In this project, I classified 7 cattle breeds.

7 cattle breeds: Angus, Charolais, Hereford, Holstein, Jersey, Simmental, Montofon

Thus, it can be determined which breed a given cattle image belongs to.

Table of Contents

Introduction

Accurate cattle species detection is important for efficient farm management and breeding programs. This project leverages deep learning techniques to build a robust classifier for various cattle species.

Dataset

The Cattle dataset used for this project consists of images of different cattle species.
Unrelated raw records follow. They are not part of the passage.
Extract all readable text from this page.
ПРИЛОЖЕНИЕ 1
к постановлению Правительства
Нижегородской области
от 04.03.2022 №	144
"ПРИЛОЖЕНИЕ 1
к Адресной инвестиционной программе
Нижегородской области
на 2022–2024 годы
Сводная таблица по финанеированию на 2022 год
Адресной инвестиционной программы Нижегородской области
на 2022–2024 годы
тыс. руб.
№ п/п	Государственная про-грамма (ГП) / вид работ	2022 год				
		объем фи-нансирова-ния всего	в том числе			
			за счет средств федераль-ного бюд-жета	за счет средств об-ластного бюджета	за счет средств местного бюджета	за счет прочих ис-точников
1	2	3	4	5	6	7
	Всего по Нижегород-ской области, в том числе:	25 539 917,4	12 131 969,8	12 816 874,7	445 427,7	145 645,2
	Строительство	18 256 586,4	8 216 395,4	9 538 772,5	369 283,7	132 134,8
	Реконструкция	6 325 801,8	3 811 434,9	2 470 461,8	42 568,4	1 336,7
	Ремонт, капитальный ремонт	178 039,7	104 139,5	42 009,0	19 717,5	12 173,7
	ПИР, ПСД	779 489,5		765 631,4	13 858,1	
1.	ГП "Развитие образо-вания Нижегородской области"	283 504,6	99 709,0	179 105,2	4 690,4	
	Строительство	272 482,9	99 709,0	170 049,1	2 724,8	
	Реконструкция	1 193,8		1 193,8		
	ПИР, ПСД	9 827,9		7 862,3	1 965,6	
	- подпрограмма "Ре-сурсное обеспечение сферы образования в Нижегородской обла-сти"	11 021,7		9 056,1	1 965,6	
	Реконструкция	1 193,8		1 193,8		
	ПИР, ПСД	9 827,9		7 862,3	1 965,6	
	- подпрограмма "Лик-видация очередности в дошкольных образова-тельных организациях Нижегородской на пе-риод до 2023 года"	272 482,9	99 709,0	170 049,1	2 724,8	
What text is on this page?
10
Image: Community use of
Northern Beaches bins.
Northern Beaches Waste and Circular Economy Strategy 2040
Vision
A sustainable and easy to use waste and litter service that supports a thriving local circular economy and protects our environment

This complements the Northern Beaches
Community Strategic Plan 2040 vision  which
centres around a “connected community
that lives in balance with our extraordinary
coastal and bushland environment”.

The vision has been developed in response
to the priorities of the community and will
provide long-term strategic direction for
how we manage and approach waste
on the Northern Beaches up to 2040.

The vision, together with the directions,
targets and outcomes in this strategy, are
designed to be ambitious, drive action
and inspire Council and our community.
Each image is labeled with the corresponding species.

Installation

Clone the repository:

git clone https://github.com/KHRMNKY/Cattle_Species_Detection_with_Pytorch.git

cd Cattle_Species_Detection_with_Pytorch

pip install -r requirements.txt

Using API

uvicorn api:app --reload

image

Using CLI

python cli.py --modelPath <"path model"> --imagePath <"image path">

image

Training

If you want, you can change the hyperparameters (epoch, lr) and train your own model by running the train_model.py file. This trained model will be saved in the models folder.

python train_model.py

Model Architecture

The ResNet50 architecture was used and fine-tuned on our dataset with PyTorch.

Data Preprocessing

In this section, the dataset has been prepared using PCA method and kmeans2 clustering algorithm. These operations are located in the preprocessing.py file.